Your model is not yet fully trained. Missing estimates for:
- street_address0 (no m values are trained).
- postal_code0 (some u values are not trained, no m values are trained).
- street_address1 (no m values are trained).
- postal_code1 (some u values are not trained, no m values are trained).
- phone (no m values are trained).
- given_name (no m values are trained).
- family_name (no m values are trained).
- birth_date (no m values are trained).
/home/cage/public_html/mdinteractive-00/scripts/dedupliFHIR/cli

----- Starting EM training session -----

Estimating the m probabilities of the model by blocking on:
l."ssn" = r."ssn"

Parameter estimates will be made for the following comparison(s):
- street_address0
- postal_code0
- street_address1
- postal_code1
- phone
- given_name
- family_name
- birth_date

Parameter estimates cannot be made for the following comparison(s) since they are used in the blocking rules:

WARNING:
Level Exact match on street_address0 on comparison street_address0 not observed in dataset, unable to train m value

WARNING:
Level Exact match on sector on comparison postal_code0 not observed in dataset, unable to train m value

WARNING:
Level Exact match on district on comparison postal_code0 not observed in dataset, unable to train m value

WARNING:
Level Exact match on area on comparison postal_code0 not observed in dataset, unable to train m value

WARNING:
Level All other comparisons on comparison postal_code0 not observed in dataset, unable to train m value

WARNING:
Level Exact match on street_address1 on comparison street_address1 not observed in dataset, unable to train m value

WARNING:
Level Exact match on sector on comparison postal_code1 not observed in dataset, unable to train m value

WARNING:
Level Exact match on district on comparison postal_code1 not observed in dataset, unable to train m value

WARNING:
Level Exact match on area on comparison postal_code1 not observed in dataset, unable to train m value

WARNING:
Level All other comparisons on comparison postal_code1 not observed in dataset, unable to train m value

WARNING:
Level Jaro-Winkler distance of given_name >= 0.7 on comparison given_name not observed in dataset, unable to train m value

WARNING:
Level All other comparisons on comparison given_name not observed in dataset, unable to train m value

WARNING:
Level All other comparisons on comparison family_name not observed in dataset, unable to train m value

WARNING:
Level DamerauLevenshtein distance <= 1 on comparison birth_date not observed in dataset, unable to train m value

WARNING:
Level Abs date difference <= 1 month on comparison birth_date not observed in dataset, unable to train m value

WARNING:
Level Abs date difference <= 1 year on comparison birth_date not observed in dataset, unable to train m value

WARNING:
Level Abs date difference <= 10 year on comparison birth_date not observed in dataset, unable to train m value

WARNING:
Level All other comparisons on comparison birth_date not observed in dataset, unable to train m value

Iteration 1: Largest change in params was 0.996 in probability_two_random_records_match
Iteration 2: Largest change in params was 0.00392 in probability_two_random_records_match

EM converged after 2 iterations
m probability not trained for street_address0 - Exact match on street_address0 (comparison vector value: 1).
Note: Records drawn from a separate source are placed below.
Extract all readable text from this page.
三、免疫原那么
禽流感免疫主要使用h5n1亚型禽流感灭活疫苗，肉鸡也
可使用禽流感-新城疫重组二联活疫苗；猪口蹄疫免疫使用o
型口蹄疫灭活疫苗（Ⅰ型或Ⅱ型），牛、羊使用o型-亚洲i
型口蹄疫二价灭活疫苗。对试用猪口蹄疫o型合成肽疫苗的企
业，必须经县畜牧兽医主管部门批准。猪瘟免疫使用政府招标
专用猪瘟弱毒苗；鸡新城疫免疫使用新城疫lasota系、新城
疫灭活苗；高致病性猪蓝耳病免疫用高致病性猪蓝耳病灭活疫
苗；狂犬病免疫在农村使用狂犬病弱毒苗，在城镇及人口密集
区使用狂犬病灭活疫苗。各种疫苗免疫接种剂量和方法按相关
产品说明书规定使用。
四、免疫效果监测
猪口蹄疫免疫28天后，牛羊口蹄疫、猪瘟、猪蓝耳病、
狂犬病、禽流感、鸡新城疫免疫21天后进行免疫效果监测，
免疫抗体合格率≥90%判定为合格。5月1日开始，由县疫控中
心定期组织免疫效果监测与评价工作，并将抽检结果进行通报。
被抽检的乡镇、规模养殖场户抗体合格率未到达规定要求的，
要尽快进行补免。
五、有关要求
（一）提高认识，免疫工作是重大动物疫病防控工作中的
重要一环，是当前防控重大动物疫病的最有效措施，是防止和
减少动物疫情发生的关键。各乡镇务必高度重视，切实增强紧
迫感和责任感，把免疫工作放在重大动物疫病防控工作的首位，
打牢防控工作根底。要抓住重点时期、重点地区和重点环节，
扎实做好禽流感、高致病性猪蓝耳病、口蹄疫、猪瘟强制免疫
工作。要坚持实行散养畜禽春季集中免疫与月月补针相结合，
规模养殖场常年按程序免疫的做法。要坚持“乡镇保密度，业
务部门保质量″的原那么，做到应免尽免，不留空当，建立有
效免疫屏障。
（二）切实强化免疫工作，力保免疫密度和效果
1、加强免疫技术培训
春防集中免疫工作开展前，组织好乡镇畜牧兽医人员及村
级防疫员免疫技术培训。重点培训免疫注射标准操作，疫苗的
This usually means the comparison level was never observed in the training data.
m probability not trained for postal_code0 - Exact match on sector (comparison vector value: 3). This usually means the comparison level was never observed in the training data.
m probability not trained for postal_code0 - Exact match on district (comparison vector value: 2). This usually means the comparison level was never observed in the training data.
m probability not trained for postal_code0 - Exact match on area (comparison vector value: 1). This usually means the comparison level was never observed in the training data.
m probability not trained for postal_code0 - All other comparisons (comparison vector value: 0). This usually means the comparison level was never observed in the training data.
m probability not trained for street_address1 - Exact match on street_address1 (comparison vector value: 1). This usually means the comparison level was never observed in the training data.
m probability not trained for postal_code1 - Exact match on sector (comparison vector value: 3). This usually means the comparison level was never observed in the training data.
m probability not trained for postal_code1 - Exact match on district (comparison vector value: 2). This usually means the comparison level was never observed in the training data.
m probability not trained for postal_code1 - Exact match on area (comparison vector value: 1). This usually means the comparison level was never observed in the training data.
m probability not trained for postal_code1 - All other comparisons (comparison vector value: 0). This usually means the comparison level was never observed in the training data.
m probability not trained for given_name - Jaro-Winkler distance of given_name >= 0.7 (comparison vector value: 1). This usually means the comparison level was never observed in the training data.
m probability not trained for given_name - All other comparisons (comparison vector value: 0). This usually means the comparison level was never observed in the training data.
m probability not trained for family_name - All other comparisons (comparison vector value: 0). This usually means the comparison level was never observed in the training data.
m probability not trained for birth_date - DamerauLevenshtein distance <= 1 (comparison vector value: 4). This usually means the comparison level was never observed in the training data.
m probability not trained for birth_date - Abs date difference <= 1 month (comparison vector value: 3). This usually means the comparison level was never observed in the training data.
m probability not trained for birth_date - Abs date difference <= 1 year (comparison vector value: 2). This usually means the comparison level was never observed in the training data.
m probability not trained for birth_date - Abs date difference <= 10 year (comparison vector value: 1). This usually means the comparison level was never observed in the training data.
m probability not trained for birth_date - All other comparisons (comparison vector value: 0). This usually means the comparison level was never observed in the training data.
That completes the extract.